简体   繁体   English

numpy.genfromtxt具有空字符的csv文件

[英]numpy.genfromtxt csv file with null characters

I'm working on a scientific graphing script, designed to create graphs from csv files output by Agilent's Chemstation software. 我正在研究科学的图形脚本,该脚本旨在从安捷伦Chemstation软件输出的csv文件创建图形。

I got the script working perfectly when the files come from one version of Chemstation (The version for liquid chromatography). 当文件来自Chemstation的一个版本(液相色谱的版本)时,脚本可以正常运行。

Now i'm trying to port it to work on our GC (Gas Chromatography). 现在,我正在尝试将其移植到我们的GC(气相色谱)上。 For some reason, this version of chemstation inserts nulls in between each character in any text file it outputs. 由于某种原因,此版本的chemstation在其输出的任何文本文件的每个字符之间插入空值。

I'm trying to use numpy.genfromtxt to get the x,y data into python in order to create the graphs (using matplotlib). 我正在尝试使用numpy.genfromtxt将x,y数据导入python,以便创建图形(使用matplotlib)。

I originally used: 我最初使用:

data = genfromtxt(directory+signal, delimiter = ',') 

to load the data in. When I do this with a csv file generated by our GC, I get an array of all 'nan' values. 加载数据。当我用GC生成的csv文件执行此操作时,我得到了所有'nan'值的数组。 If I set the dtype to none, I get 'byte strings' that look like this: 如果将dtype设置为none,则会得到如下所示的“字节字符串”:

b'\x00 \x008\x008\x005\x00.\x002\x005\x002\x001\x007\x001\x00\r'

What I need is a float, for the above string it would be 885.252171. 我需要一个浮点数,上面的字符串是885.252171。

Anyone have any idea how I can get where I need to go? 有人知道我如何到达需要去的地方吗?

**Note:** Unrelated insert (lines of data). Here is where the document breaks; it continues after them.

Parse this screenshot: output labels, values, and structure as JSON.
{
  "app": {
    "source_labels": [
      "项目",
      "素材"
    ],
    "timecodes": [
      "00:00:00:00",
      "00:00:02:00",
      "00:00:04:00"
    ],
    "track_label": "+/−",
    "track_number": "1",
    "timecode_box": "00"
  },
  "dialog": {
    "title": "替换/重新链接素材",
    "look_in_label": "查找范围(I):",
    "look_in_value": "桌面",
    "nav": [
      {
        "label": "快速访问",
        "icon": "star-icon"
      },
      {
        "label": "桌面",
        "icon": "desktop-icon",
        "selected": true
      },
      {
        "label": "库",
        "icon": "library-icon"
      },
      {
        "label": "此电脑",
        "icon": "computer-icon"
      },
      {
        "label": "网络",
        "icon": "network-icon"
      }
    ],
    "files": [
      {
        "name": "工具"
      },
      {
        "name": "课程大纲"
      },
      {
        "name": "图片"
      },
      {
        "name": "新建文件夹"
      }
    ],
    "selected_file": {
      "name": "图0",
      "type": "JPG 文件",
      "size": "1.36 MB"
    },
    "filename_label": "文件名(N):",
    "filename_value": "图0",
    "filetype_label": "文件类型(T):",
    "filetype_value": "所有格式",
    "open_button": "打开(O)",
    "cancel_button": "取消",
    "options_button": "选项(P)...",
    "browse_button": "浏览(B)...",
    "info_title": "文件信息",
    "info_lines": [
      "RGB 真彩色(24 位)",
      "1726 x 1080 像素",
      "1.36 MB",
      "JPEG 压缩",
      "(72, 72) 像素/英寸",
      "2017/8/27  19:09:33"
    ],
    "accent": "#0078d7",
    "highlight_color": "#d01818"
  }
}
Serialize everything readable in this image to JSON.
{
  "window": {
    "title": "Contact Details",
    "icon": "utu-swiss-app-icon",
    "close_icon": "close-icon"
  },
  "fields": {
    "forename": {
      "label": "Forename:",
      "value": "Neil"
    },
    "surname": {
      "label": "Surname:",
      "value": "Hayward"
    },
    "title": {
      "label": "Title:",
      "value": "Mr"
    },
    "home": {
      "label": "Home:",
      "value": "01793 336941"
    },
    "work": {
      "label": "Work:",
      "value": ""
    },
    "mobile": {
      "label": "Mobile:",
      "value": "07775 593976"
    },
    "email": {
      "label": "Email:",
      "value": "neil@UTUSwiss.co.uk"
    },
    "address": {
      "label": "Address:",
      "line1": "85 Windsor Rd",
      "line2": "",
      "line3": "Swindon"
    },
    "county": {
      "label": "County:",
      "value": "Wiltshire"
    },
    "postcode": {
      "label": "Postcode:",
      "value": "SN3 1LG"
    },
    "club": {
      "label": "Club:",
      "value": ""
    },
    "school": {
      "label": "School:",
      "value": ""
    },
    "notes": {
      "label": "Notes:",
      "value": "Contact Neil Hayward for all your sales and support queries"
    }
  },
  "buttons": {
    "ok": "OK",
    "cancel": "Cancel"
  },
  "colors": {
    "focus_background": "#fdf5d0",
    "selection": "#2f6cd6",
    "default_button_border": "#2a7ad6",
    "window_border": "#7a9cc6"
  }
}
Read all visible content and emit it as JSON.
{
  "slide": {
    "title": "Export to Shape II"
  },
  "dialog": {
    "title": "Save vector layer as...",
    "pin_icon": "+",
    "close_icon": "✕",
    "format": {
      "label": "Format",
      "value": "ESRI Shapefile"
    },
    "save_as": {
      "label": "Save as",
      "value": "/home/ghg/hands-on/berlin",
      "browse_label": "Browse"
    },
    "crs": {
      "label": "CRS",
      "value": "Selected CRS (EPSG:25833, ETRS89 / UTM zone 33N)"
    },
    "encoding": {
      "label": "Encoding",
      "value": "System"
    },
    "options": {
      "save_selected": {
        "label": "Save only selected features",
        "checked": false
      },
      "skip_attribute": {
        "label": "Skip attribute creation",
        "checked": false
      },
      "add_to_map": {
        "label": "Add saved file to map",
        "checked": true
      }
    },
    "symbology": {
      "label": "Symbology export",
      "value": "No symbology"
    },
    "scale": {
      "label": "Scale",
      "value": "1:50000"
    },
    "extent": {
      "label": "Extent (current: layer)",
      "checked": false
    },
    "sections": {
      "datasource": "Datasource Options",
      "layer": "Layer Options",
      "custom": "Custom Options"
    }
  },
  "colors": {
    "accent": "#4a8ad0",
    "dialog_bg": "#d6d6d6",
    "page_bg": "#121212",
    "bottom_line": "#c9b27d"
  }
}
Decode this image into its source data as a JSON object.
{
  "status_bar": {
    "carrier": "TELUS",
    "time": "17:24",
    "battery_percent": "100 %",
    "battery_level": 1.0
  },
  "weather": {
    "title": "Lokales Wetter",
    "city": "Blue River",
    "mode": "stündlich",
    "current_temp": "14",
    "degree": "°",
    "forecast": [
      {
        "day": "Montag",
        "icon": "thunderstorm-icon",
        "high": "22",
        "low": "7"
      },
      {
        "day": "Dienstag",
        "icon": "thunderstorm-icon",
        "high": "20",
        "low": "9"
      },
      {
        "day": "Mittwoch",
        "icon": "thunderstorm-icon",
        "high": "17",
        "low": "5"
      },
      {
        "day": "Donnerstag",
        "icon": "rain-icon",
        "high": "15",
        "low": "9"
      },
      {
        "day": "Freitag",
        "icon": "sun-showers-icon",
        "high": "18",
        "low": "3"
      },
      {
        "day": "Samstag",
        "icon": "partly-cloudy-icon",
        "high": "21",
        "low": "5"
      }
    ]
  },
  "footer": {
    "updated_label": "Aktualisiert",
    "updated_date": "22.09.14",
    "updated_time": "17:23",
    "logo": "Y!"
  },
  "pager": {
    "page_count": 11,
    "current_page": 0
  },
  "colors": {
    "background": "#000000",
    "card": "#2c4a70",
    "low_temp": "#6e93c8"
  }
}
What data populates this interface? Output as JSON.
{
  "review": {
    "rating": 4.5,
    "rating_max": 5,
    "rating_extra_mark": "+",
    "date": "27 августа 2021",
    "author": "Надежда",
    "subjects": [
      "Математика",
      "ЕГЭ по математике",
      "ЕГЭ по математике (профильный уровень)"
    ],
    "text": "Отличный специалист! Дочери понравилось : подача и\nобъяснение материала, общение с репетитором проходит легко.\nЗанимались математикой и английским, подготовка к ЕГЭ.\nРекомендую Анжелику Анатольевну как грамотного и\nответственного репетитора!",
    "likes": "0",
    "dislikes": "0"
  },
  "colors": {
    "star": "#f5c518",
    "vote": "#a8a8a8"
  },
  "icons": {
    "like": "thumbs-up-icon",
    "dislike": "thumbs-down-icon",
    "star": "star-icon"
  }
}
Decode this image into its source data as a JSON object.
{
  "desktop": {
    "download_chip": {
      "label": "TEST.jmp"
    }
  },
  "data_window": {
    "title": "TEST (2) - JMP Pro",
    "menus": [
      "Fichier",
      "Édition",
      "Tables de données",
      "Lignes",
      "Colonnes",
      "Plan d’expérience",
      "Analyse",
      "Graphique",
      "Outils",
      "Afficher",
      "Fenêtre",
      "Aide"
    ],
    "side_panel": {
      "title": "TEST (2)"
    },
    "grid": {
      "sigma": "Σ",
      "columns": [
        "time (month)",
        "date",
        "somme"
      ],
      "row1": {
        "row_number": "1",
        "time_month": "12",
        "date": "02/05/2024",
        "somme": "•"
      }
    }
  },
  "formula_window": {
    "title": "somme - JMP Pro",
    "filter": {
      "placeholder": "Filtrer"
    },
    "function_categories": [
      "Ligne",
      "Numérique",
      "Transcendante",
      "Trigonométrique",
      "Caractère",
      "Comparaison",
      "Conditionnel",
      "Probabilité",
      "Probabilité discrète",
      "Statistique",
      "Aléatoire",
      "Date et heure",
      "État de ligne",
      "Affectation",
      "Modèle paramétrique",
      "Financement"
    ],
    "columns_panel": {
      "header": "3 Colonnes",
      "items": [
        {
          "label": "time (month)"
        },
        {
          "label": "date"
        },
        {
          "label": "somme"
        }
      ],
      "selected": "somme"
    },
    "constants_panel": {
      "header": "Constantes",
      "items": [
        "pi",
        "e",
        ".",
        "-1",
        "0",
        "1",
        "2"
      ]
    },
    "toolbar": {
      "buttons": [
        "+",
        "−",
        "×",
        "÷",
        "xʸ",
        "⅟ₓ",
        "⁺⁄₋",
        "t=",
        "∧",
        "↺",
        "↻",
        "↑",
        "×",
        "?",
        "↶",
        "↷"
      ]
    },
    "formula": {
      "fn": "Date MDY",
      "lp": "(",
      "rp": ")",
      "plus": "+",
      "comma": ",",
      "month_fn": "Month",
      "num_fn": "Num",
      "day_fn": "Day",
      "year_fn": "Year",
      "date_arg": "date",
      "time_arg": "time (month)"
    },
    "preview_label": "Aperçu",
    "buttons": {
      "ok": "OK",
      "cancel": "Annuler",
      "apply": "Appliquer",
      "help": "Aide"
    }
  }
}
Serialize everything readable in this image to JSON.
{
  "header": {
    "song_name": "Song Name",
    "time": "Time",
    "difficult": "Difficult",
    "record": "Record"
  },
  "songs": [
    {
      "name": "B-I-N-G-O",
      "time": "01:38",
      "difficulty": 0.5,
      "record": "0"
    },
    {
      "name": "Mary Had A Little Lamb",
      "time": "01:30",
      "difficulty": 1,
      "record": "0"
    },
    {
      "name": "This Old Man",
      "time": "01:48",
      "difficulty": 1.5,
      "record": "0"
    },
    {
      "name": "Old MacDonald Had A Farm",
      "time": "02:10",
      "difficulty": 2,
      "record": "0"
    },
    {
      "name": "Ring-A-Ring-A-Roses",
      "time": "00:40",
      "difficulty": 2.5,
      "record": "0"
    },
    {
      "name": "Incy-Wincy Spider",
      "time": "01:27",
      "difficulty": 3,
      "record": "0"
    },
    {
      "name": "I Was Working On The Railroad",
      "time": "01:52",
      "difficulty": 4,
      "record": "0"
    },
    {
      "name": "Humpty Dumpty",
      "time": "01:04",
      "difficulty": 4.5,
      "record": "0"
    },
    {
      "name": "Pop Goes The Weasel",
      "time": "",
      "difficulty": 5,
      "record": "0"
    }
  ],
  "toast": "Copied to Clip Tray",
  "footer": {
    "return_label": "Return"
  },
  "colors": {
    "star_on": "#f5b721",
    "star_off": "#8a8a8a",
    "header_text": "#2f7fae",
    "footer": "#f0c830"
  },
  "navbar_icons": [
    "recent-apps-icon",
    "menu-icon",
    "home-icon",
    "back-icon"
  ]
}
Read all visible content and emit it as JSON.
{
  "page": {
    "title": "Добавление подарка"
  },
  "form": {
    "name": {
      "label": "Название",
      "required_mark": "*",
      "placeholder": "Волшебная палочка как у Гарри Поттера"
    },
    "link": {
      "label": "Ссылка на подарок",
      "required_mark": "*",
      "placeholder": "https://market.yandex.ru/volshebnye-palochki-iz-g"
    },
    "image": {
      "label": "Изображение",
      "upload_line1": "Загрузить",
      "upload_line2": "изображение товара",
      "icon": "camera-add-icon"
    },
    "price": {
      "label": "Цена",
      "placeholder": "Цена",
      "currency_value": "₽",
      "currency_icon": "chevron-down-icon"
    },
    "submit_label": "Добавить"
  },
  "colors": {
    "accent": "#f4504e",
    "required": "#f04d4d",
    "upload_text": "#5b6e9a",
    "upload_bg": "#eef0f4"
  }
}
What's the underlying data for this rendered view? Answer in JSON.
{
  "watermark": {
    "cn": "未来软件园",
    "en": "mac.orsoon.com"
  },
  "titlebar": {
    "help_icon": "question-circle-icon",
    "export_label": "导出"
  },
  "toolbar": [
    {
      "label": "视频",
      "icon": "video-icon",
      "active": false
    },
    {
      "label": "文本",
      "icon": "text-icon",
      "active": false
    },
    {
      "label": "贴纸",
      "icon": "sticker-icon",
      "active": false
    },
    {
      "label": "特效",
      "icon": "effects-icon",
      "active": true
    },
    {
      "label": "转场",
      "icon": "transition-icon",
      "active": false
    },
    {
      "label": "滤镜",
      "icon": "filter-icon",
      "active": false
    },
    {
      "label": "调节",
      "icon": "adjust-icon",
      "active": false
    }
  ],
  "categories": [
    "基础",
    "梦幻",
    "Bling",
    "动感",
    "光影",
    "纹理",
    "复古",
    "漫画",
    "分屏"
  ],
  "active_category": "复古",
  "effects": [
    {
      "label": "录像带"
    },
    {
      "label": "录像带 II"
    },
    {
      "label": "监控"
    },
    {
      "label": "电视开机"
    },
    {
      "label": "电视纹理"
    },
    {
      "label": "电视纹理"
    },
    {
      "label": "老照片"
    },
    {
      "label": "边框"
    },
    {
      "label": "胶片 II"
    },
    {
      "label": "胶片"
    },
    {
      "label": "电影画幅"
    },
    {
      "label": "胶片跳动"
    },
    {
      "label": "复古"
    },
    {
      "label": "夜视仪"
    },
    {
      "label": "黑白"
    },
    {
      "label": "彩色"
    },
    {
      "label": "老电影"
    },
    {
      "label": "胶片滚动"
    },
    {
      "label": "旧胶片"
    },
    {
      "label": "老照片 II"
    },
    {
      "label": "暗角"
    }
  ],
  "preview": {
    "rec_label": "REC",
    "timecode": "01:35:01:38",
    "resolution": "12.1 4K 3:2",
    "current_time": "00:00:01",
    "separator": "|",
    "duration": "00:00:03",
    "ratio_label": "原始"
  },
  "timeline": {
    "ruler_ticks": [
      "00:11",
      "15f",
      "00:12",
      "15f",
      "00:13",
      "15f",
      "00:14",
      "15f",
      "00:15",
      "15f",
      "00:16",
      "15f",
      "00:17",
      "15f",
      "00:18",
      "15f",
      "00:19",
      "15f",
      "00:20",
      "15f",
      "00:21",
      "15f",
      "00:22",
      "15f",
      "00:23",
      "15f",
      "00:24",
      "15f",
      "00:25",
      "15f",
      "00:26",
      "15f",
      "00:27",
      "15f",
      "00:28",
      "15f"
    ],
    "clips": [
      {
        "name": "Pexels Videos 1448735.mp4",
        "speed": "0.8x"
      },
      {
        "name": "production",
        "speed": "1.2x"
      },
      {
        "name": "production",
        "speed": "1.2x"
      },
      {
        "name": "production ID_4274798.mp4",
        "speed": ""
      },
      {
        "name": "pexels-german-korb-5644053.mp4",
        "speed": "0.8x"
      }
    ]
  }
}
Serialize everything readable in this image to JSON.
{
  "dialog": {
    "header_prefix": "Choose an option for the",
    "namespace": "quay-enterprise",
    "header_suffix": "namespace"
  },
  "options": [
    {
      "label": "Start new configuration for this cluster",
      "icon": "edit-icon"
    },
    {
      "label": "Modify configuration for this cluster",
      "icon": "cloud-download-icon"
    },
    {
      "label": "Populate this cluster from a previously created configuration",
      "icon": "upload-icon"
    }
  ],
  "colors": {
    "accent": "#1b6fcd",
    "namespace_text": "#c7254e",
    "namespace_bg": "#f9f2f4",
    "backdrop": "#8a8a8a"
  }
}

And just to be clear, I couldn't find any setting on Chemstation that would affect it's output to just not create files with nulls. 只是要清楚一点,我在Chemstation上找不到任何会影响其输出的设置,即不会创建具有null的文件。

Thanks 谢谢

Jeff 杰夫

Given that your file is encoded as utf-16-le with a BOM, and all the actual unicode codepoints (except the BOM) are less than 128, you should be able to use an instance of codecs.EncodedFile to transcode the file from utf-16 to ascii. 假设您的文件使用BOM编码为utf-16-le,并且所有实际的unicode代码点(BOM除外)都小于128,那么您应该能够使用codecs.EncodedFile器实例codecs.EncodedFile从utf转码文件-16为ascii。 The following example works for me. 以下示例对我有用。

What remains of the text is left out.